Pine beetle may cost Lakes, Cariboo up to 12,000 forestry jobs: report

Timber and job loss estimates found in a confidential ministry report are sharpening the debate on the future of B.C.'s timber supply.

Timber and job loss estimates found in a confidential ministry report are sharpening the debate on whether Victoria should relax forestry rules to ease the impact of the mountain pine beetle.

Houston’s timber-supply area was left out of the report, which focuses on four timber areas with a higher share of pine trees: the Lakes, Prince George, Quesnel and Williams Lake.

It estimates that without opening up protected areas and harvesting low-volume stands, up to 12,000 forestry jobs will disappear from the region.

Changing forestry rules could save up to 3,500 jobs, the report says, but that job-saving potential is much lower in the Lakes and Quesnel areas than in Prince George and Williams Lake.

Mayor Bill Holmberg says he’s so far unimpressed by the rules change proposed by the B.C. government.

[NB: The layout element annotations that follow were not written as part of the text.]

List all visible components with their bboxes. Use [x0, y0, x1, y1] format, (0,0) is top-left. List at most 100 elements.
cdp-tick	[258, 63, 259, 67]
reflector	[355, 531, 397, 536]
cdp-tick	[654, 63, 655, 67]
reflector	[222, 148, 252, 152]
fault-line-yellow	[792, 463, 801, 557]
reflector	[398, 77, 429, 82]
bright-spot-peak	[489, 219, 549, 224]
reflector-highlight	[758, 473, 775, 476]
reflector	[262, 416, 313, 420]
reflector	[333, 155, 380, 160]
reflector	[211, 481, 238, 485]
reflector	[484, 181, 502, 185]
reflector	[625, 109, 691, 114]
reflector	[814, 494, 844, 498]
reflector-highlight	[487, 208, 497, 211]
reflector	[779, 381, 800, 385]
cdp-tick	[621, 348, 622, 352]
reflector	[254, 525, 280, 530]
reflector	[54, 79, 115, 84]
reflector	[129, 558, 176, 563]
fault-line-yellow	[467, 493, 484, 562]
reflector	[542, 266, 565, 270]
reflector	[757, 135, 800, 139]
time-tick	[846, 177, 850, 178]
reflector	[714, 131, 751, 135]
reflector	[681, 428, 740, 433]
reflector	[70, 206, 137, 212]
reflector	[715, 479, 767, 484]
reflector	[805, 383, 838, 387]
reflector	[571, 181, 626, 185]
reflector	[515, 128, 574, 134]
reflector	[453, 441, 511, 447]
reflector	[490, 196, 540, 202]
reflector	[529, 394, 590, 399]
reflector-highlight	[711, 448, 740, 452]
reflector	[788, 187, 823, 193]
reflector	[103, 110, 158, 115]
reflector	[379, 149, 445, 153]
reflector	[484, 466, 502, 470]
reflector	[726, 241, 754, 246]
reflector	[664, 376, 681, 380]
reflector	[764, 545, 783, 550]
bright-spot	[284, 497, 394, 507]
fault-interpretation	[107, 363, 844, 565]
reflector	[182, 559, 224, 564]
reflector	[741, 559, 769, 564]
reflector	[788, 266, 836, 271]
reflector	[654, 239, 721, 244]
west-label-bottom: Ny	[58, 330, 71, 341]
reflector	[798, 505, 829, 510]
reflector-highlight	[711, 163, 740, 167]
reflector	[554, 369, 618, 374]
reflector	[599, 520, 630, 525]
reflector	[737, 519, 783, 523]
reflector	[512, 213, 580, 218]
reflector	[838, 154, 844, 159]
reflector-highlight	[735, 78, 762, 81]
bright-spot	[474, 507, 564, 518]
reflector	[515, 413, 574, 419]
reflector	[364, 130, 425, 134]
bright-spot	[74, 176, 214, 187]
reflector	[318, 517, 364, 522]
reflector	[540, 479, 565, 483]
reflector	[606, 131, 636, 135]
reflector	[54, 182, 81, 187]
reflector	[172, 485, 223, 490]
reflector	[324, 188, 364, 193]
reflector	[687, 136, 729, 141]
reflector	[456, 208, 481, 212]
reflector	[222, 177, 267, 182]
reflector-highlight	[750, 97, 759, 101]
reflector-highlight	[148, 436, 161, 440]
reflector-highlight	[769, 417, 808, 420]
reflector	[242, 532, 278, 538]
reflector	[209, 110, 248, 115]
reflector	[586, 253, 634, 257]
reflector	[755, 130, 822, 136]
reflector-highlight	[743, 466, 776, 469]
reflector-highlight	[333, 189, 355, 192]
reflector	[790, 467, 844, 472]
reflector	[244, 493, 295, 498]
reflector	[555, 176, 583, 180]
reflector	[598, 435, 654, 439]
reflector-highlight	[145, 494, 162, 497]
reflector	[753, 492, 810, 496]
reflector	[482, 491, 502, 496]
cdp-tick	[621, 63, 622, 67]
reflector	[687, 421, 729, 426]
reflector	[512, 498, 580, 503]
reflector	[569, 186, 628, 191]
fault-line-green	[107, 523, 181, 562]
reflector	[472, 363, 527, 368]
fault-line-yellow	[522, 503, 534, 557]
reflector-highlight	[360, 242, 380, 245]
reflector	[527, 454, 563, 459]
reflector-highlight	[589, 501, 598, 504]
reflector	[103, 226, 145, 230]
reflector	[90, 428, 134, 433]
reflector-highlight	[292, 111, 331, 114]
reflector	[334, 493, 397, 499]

“It just seems a little heavy-handed right now,” he said. “And it’s become very political.”

Since the Burns Lake sawmill was destroyed by fire in January, a provincial recovery team led by forestry consultant and former B.C. “beetle boss” Bob Clark has been working on a plan that will secure enough timber for a rebuild.

That plan is not expected until May 1, but MLAs on the recovery team have already visited Houston and other northwest towns to float the main proposals.

Among the more controversial changes are plans to cut into future forestry reserves and relax logging restrictions in view corridors as well as protected wildlife and old-growth areas.

On April 16, Mayor Holmberg joined four other northwest mayors in sending Premier Christy Clark a letter saying they need a more detailed timber inventory before they can support the changes.

“We’re concerned that they’re making a quick decision based on some big pressure coming at them,” Holmberg said.

“I have some concerns about whether the numbers are real.”

Rob Newell, director of the Houston rural area, echoed those concerns.

“They want a quick fix,” he said. “And it’s maybe a little more involved or beyond the capacity of the people who are doing it to come up with solutions that will not only benefit Burns Lake, but avoid invading some of the other communities who will be stuck with the problem long-term.”

Newell said mayors and rural directors in the Regional District of Bulkley-Nechako have suggested the province look at other options for an industrial recovery in Burns Lake, including a smaller, community-operated sawmill and plans to make better use of low-grade timber.

Several First Nations in the Burns Lake area have already applied for a licence to cut low-grade timber that can supply existing pellet plants and any biofuels plants that may be built in the future.

“That’s the sort of thing you want to do,” said Mayor Holmberg, “Harvest the wood that’s no good for sawlogs anymore.”